Monday, January 14, 2008

Getting Sick in 1960

Since I've been sick maybe this is an opportunity to talk about being sick.
When I was young I was sick often. Mostly asthma. But also all the routine illnesses that were a fact of life in the fifties and sixties: measles, mumps, chicken pox, 24 hour flu, 48 hour flu, whooping cough, scarlet fever, and more. A horrible litany of illness waiting to claim our frail bodies. The sad part was, we couldn't wait to get measles and shit!
You got enormous days out of school, bragging rights for the most dire disease, your parents bought you comics and were nice to you. Hell. getting sick was almost a good thing! So good, in fact, that we soon figured out faking it. And it didn't take a genius to realize a good day for a sore throat was the day you had a math test.
It must have been weird for our parents to wake up one morning and realize we were 45 lb con men.
What a terrible loss for them. Innocent sick infant one day, malingering liar the next. Surely they saw where this all might lead, jail, divorce, disgrace and dishonor.
But for the moment there was only lying in your bed with a Superman or Justice League of America and buttered sugar cinnamon toast and a cup of tea. Bliss. Later, when you were feeling "better" you could go downstairs and watch I Love Lucy reruns or Truth or Consequences or The Price is Right. Then lunch, soup, and back to bed you poor boy.
At dinner you might feel like a criminal or a liar with your brothers staring at you but who cared. The only real down side to being sick in grammar school was going to bed really early.
Unfortunately fake sick days had a bad habit of biting you in the ass. Because you still had to turn in the book report, take the math quiz, write the history essay. In other words you were just deferring your own complete and abject failure to complete what you should have completed.
So, you slogged your way into school and got your crummy grade and then several days later got chastised for your poor study habits and inability to understand the times tables or whatever. But in your heart it was almost worth it. Almost.
And what of real illness? What of true disastrous childhood diseases. Well, like sex and race they were squirreled away in each families private closet. Retarded children, cancer, operations, all of these were known and not known.
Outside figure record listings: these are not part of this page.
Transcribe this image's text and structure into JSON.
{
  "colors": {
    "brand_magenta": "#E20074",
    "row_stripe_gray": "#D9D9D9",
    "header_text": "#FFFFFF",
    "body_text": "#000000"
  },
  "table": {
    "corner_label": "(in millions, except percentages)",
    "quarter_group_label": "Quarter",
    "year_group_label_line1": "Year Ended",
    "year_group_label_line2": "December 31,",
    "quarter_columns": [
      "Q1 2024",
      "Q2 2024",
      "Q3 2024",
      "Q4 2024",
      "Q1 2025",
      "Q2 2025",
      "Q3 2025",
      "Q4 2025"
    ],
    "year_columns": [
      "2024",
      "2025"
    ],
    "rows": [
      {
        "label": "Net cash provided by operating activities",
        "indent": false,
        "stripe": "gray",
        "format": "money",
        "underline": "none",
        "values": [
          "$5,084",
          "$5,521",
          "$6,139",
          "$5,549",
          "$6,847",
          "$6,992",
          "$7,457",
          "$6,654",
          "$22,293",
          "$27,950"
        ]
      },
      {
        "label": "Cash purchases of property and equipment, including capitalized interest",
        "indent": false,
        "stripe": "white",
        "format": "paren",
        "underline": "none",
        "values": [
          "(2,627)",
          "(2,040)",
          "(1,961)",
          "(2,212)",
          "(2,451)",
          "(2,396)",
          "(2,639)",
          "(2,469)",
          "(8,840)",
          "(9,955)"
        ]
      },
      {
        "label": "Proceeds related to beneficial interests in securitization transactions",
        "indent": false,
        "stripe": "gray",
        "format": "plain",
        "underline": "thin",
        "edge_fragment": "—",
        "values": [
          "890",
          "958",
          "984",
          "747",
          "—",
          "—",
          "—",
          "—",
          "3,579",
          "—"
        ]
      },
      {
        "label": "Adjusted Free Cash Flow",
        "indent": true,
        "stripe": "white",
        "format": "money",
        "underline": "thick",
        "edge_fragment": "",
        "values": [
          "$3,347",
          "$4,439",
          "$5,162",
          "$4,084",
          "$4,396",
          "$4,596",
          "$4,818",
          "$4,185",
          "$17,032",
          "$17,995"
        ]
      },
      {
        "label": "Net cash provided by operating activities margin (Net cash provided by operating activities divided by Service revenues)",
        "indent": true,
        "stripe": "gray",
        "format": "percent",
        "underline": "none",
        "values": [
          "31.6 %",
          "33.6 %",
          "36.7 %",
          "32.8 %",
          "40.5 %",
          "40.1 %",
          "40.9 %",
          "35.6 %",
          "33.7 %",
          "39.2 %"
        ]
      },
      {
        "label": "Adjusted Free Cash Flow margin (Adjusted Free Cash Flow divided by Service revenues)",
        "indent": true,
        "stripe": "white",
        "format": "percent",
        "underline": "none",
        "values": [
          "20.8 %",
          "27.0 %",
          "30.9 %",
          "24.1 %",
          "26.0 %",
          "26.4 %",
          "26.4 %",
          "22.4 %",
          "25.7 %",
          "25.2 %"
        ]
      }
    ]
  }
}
Talked about and not talked about. Girls went away for three month vacations in their teens. Kids left for awhile and never came back and often their families left as well. A void.
But then there were other real illnesses that were mega real and glorious. Third Grade. Jack. Stomach flu. What would now be called a Novovirus. Then...24 hour stomach flu. But more than that it's me in the sixth row, suddenly nauseous, holding up my hand to go to the bathroom and Mrs Ferrara doesn't see for years, decades. Then she calls on me and I lurch to the fifth row, the fourth, the second, and then it blows. A vast projectile vomit that lives forever in the lives of my classmates. They sent everyone home the class stunk so bad. Poor Nick had to clean up vomit for two rows. Jesus. That was the flu.
So now, when I'm home feeling guilty about being sick and wondering when I can go back to work, I remember fifth grade. I'm coughing, I'm sure my throat is scratchy, I don't feel well at all. My mom asks how I am and I croak back, OK. We'll see in the morning and then I know I'm home free, good to go, sick as a dog, out of school, no class tomorrow, mom loves me, bless us oh lord for these thy gifts.

1 comment:

Jim Maddox said...

I was sick a lot in Grade school so I didn't fake it too much.After having Measles, Chicken Pox, Whooping Cough and Strep Throat it was easy to pretend. I got good grades, so my mother was cool about it. High School was a different story. Your mother was wise to the scam, so faking it was a little more difficult. I liked to bail out on gym class days, or when I couldn't stand another minute of Algebra 2. Why did we take that, anyway?